Segundo o jornal local El Diario Nuevo, durante o julgamento o vigilante admitiu ter matado Raynéia. Ele, porém, afirmou que considerou o comportamento da brasileira suspeito e se sentiu ameaçado.

Gutierrez argumentou que atirou contra a mulher por prevenção, pois ela dirigia em alta velocidade. Segundo os amigos, a brasileira retornava do hospital no qual fazia residência médica, era tarde da noite e seguia para casa.

Mesmo após ter o carro atingido, a brasileira seguiu dirigindo por uma distância de 104 metros, parando no lado direito da estrada. Ela saiu do carro e sentou-se na calçada, sangrando.

Ela morreu no hospital e seu corpo foi enviado para o Instituto de Medicina-Legal. A conclusão é que ela morreu de hemorragia interna.

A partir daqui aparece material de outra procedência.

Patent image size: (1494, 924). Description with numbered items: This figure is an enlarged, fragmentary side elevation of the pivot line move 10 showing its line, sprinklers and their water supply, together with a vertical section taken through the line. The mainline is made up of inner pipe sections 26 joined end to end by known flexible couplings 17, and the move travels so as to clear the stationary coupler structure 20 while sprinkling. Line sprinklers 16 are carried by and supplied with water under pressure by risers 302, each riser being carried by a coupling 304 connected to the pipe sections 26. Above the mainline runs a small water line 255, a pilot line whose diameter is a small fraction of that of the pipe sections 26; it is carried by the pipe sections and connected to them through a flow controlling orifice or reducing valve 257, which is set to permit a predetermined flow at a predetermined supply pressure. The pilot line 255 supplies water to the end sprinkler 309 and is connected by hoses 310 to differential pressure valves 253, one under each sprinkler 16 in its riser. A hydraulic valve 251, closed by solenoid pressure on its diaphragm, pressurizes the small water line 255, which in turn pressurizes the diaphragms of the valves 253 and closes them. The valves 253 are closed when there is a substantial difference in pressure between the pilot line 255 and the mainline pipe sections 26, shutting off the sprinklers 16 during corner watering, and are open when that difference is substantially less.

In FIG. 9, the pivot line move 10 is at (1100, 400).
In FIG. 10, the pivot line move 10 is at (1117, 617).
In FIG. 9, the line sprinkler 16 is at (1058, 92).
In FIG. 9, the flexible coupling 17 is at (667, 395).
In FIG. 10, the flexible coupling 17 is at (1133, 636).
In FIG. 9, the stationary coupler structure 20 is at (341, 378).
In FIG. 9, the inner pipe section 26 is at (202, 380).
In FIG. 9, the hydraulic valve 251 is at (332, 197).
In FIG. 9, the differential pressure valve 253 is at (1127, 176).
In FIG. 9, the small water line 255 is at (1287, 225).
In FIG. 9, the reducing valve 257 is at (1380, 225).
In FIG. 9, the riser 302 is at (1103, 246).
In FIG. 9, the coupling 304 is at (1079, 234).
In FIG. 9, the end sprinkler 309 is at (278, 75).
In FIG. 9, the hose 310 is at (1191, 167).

A versão dada por Solis foi considerada inverossímil e fantasiosa pela imprensa do país. Raynéia era estudante do sexto ano do curso de Medicina da Universidade Americana (UAM), em Manágua.

Logo após sua morte, o reitor da instituição de ensino e organizações de direitos humanos do país atribuíram o assassinato a paramilitares favoráveis ao governo. As autoridades nicaraguenses negam a versão.

Recomendações
Desde o início da crise no país, o Ministério das Relações Exteriores orienta brasileiros a não viajar à Nicarágua. Se a viagem for inevitável, o Itamaraty faz algumas recomendações como evitar participar de manifestações, evitar deslocamentos desnecessários e viajar pelo interior do país e carregar sempre uma cópia do passaporte atualizado ou de um documento de identificação.